Page MenuHomePhabricator

Interwiki transclusion: set original Wikisource page as rel="canonical"
Open, Stalled, LowPublic

Description

  1. Look for an index page whose pagelist tag contains a language code (like <pagelist 36to533=it 566to576=it /> on https://en.wikisource.org/wiki/Index:The_Oxford_book_of_Italian_verse.djvu )
  2. Open a page which exists in the other language subdomain (e.g. https://en.wikisource.org/wiki/Page:The_Oxford_book_of_Italian_verse.djvu/114 )

I. Observed: the text is transcluded correctly (and the header says e.g. «This page does not need to be proofread. Its text comes from it.wikisource.org.»), but the page otherwise looks local.
II. Expected: for search engines purposes, the original page should be declared canonical, as file descriptions link the remote repository as canonical. <link rel="canonical" href="http://en.wikisource.org/wiki/Page:The_Oxford_book_of_Italian_verse.djvu/114" /> should be <link rel="canonical" href="http://it.wikisource.org/wiki/Pagina:The_Oxford_book_of_Italian_verse.djvu/114" />

The number of such pages indexed by Google seems limited: https://www.google.it/search?q=%22This+page+does+not+need+to+be+proofread.+Its+text+comes+from%22+site:wikisource.org&ie=utf-8&oe=utf-8&gws_rd=cr&ei=ct62VIkcwvlqlKCCqAY
It looks like the transcluded text is not indexed: https://webcache.googleusercontent.com/search?q=cache:MaIPZ183Tf4J:wikisource.org/wiki/Page:J%25C3%25B3zef_Gara_-_Zbi%25C3%25B3r_wierszy_o_wilamowskich_obrz%25C4%2599dach_i_obyczajach.pdf/11+&cd=1&hl=it&ct=clnk&gl=it

Event Timeline

Nemo_bis raised the priority of this task from to Low.
Nemo_bis updated the task description. (Show Details)
Nemo_bis added projects: ProofreadPage, Crosswiki.
Nemo_bis subscribed.

The transclusion between wikis (using templates like iwpage) is not managed by the ProofreadPage extension. So, it shouldn't be fixed by the extension, as long as the support of interwiki transclusion is not added to it (and I believe it won't as long as there are no clean ways to do such things).
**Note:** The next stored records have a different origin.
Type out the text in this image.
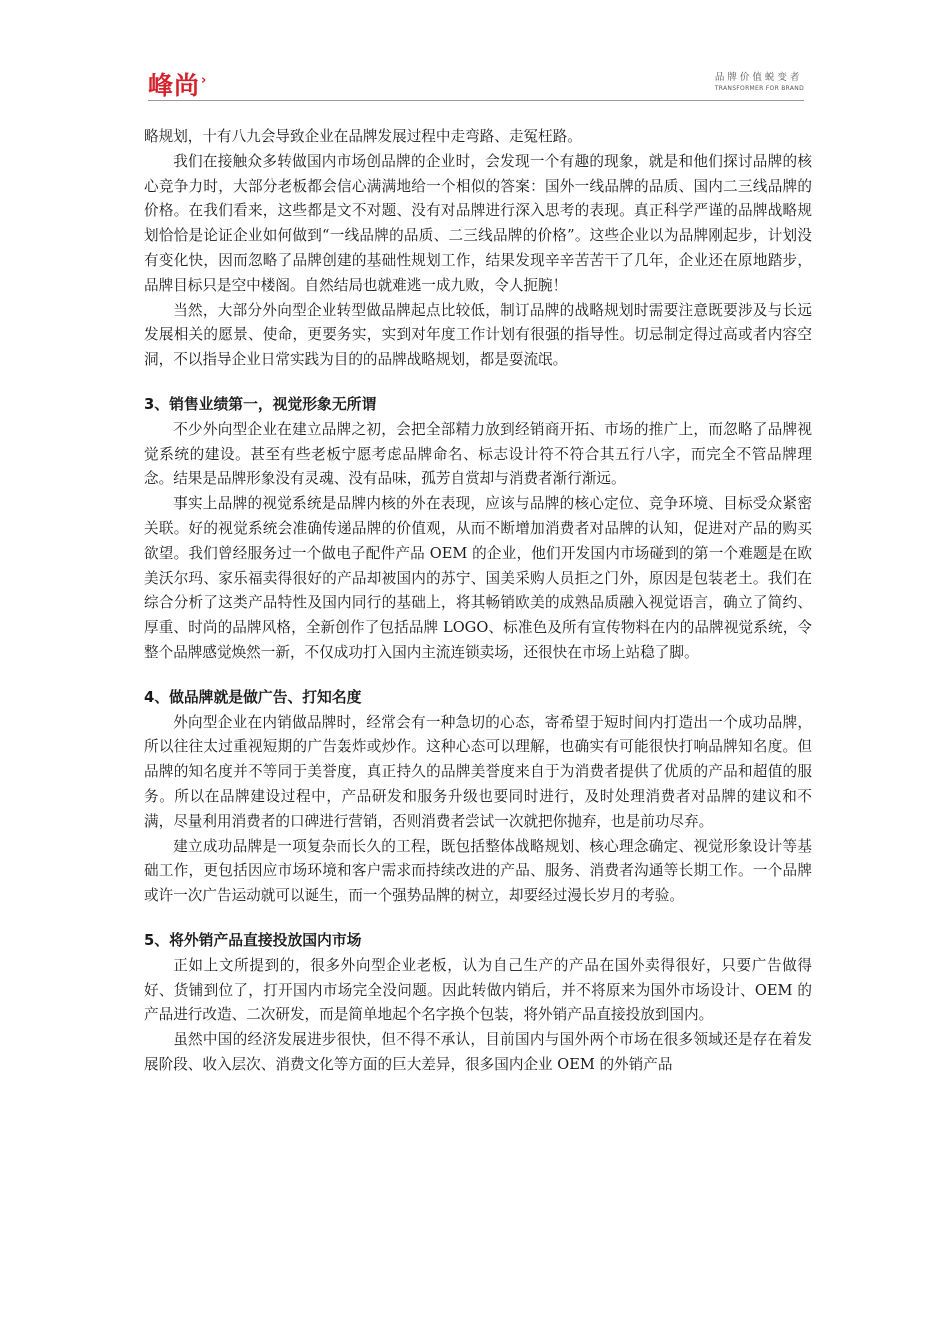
峰尚›	品牌价值蜕变者
TRANSFORMER FOR BRAND

略规划，十有八九会导致企业在品牌发展过程中走弯路、走冤枉路。

我们在接触众多转做国内市场创品牌的企业时，会发现一个有趣的现象，就是和他们探讨品牌的核心竞争力时，大部分老板都会信心满满地给一个相似的答案：国外一线品牌的品质、国内二三线品牌的价格。在我们看来，这些都是文不对题、没有对品牌进行深入思考的表现。真正科学严谨的品牌战略规划恰恰是论证企业如何做到“一线品牌的品质、二三线品牌的价格”。这些企业以为品牌刚起步，计划没有变化快，因而忽略了品牌创建的基础性规划工作，结果发现辛辛苦苦干了几年，企业还在原地踏步，品牌目标只是空中楼阁。自然结局也就难逃一成九败，令人扼腕！

当然，大部分外向型企业转型做品牌起点比较低，制订品牌的战略规划时需要注意既要涉及与长远发展相关的愿景、使命，更要务实，实到对年度工作计划有很强的指导性。切忌制定得过高或者内容空洞，不以指导企业日常实践为目的的品牌战略规划，都是耍流氓。

3、销售业绩第一，视觉形象无所谓

不少外向型企业在建立品牌之初，会把全部精力放到经销商开拓、市场的推广上，而忽略了品牌视觉系统的建设。甚至有些老板宁愿考虑品牌命名、标志设计符不符合其五行八字，而完全不管品牌理念。结果是品牌形象没有灵魂、没有品味，孤芳自赏却与消费者渐行渐远。

事实上品牌的视觉系统是品牌内核的外在表现，应该与品牌的核心定位、竞争环境、目标受众紧密关联。好的视觉系统会准确传递品牌的价值观，从而不断增加消费者对品牌的认知，促进对产品的购买欲望。我们曾经服务过一个做电子配件产品 OEM 的企业，他们开发国内市场碰到的第一个难题是在欧美沃尔玛、家乐福卖得很好的产品却被国内的苏宁、国美采购人员拒之门外，原因是包装老土。我们在综合分析了这类产品特性及国内同行的基础上，将其畅销欧美的成熟品质融入视觉语言，确立了简约、厚重、时尚的品牌风格，全新创作了包括品牌 LOGO、标准色及所有宣传物料在内的品牌视觉系统，令整个品牌感觉焕然一新，不仅成功打入国内主流连锁卖场，还很快在市场上站稳了脚。

4、做品牌就是做广告、打知名度

外向型企业在内销做品牌时，经常会有一种急切的心态，寄希望于短时间内打造出一个成功品牌，所以往往太过重视短期的广告轰炸或炒作。这种心态可以理解，也确实有可能很快打响品牌知名度。但品牌的知名度并不等同于美誉度，真正持久的品牌美誉度来自于为消费者提供了优质的产品和超值的服务。所以在品牌建设过程中，产品研发和服务升级也要同时进行，及时处理消费者对品牌的建议和不满，尽量利用消费者的口碑进行营销，否则消费者尝试一次就把你抛弃，也是前功尽弃。

建立成功品牌是一项复杂而长久的工程，既包括整体战略规划、核心理念确定、视觉形象设计等基础工作，更包括因应市场环境和客户需求而持续改进的产品、服务、消费者沟通等长期工作。一个品牌或许一次广告运动就可以诞生，而一个强势品牌的树立，却要经过漫长岁月的考验。

5、将外销产品直接投放国内市场

正如上文所提到的，很多外向型企业老板，认为自己生产的产品在国外卖得很好，只要广告做得好、货铺到位了，打开国内市场完全没问题。因此转做内销后，并不将原来为国外市场设计、OEM 的产品进行改造、二次研发，而是简单地起个名字换个包装，将外销产品直接投放到国内。

虽然中国的经济发展进步很快，但不得不承认，目前国内与国外两个市场在很多领域还是存在着发展阶段、收入层次、消费文化等方面的巨大差异，很多国内企业 OEM 的外销产品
I think it should be done in https://wikisource.org/wiki/MediaWiki:InterWikiTransclusion.js that is the current backend for {{iwpage}}

Tpt set Security to None.
Tpt added a subscriber: Phe.
Nemo_bis changed the task status from Open to Stalled.Jan 10 2015, 8:08 PM

Ah. It was too good to be true, I was indeed surprised by this feature. There isn't anything a script can do to solve this bug, so it will only be fixable when the feature is added to the extension. It would be good to have that tracked in the PP component, blocked on any necessary core task (T11890?).

Contents is transcluded through javascript, I'm unsure if google is able to index it. There is a lot of uncertainty about what google and other SE do with javascript. Some content created by js are indexed, some other aren't, some SE doesn't support at all any javascript. Anyway even on it.wikisource.org the following request doesn't return the right Page:

site:it.wikisource.org "misurando a passi tardi"

Are all Page: on it blocked from indexing through their robots.txt ?

As pointed by Tpt, this can't be solved without a clean transwiki transclusion and it'll remain the problem of the canonical <link.